Rhizobial symbiosis promotes drought tolerance in Vicia sativa and Pisum sativum

Drought is one of the greatest threats to agricultural production. Legumes are relatively susceptible to drought and have the unique ability to establish symbiosis with nitrogen-fixing bacteria. Deciphering how symbiotic interactions affect legume stress tolerance is a relevant question that remains unsolved, especially in the context of maintaining crop production under climate change. Our study addresses the comparative analysis of drought response and drought tolerance in symbiosis-dependent versus N-fed plants. Our results support the existence of attenuation in the damage promoted by drought in nodulated pea and vetch plants. This increase in drought tolerance correlates with changes in physiological parameters, such the hydric status of the plant, changes in biochemical parameters, such as the accumulation of osmolytes and antioxidant pigments, or the protection against lipid peroxidation.

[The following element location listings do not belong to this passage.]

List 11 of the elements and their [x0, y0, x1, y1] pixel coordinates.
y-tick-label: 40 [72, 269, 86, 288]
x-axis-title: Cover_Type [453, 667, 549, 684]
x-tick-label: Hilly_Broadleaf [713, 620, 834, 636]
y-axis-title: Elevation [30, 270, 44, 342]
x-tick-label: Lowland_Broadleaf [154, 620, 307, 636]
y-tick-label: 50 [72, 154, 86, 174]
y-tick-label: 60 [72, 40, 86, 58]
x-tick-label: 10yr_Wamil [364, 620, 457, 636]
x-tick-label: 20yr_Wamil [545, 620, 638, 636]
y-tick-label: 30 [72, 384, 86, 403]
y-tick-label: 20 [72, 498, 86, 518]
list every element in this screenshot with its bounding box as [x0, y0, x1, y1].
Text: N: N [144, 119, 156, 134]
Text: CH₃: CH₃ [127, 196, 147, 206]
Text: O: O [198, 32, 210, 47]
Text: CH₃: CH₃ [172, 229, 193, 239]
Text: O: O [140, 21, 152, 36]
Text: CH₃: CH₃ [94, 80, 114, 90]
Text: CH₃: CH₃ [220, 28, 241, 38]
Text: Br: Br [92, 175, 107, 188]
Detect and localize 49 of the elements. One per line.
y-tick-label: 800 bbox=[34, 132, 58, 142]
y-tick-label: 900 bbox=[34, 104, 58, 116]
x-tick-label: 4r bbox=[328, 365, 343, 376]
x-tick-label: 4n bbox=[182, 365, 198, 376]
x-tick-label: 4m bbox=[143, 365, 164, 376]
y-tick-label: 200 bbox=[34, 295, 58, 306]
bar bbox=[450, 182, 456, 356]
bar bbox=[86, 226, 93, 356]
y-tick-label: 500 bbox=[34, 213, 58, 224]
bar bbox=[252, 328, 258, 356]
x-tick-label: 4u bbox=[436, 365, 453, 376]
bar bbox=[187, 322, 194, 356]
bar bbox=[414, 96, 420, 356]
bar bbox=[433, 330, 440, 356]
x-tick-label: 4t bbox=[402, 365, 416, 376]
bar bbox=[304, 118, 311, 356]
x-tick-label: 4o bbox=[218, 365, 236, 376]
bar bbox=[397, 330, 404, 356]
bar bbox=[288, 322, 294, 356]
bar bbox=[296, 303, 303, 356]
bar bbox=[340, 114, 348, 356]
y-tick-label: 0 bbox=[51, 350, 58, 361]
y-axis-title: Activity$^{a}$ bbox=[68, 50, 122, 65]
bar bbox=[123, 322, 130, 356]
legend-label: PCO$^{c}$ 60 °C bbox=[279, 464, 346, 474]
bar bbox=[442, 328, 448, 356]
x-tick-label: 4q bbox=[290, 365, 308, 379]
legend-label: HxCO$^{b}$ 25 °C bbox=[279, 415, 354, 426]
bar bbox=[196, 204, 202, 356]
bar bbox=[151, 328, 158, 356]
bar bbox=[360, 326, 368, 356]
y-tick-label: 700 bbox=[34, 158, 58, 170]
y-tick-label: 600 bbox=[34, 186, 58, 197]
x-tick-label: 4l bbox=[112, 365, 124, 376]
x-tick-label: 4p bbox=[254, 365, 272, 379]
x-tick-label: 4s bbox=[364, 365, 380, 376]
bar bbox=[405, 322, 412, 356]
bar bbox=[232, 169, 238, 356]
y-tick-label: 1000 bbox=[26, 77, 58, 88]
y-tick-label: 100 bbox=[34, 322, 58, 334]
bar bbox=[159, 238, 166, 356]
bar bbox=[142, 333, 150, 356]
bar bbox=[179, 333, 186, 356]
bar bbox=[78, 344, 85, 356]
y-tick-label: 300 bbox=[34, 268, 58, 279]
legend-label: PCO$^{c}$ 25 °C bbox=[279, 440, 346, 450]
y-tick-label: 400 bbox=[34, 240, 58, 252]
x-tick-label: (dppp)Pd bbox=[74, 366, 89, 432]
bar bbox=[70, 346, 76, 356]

We have also found changes at the molecular level, identifying different genomic pathways through transcriptomic analysis. Although this characterization strengthens the evidence for a com-mon strategy of coping with water deprivation in nodulated and N-fed plants, the above-mentioned changes suggest divergent and specific strategies of drought tolerance in nodulated plants as well as differences between pea and common vetch. In addition, our transcriptomic studies help unravel the molecular mechanisms through which rhizobial symbiosis contributes to drought tolerance in Vicia sativa and Pisum sativum. These results highlight the potential of using effective Rhizobium inoculants as a tool to cope with drought and enhance N -fixing ability under agriculturally relevant conditions.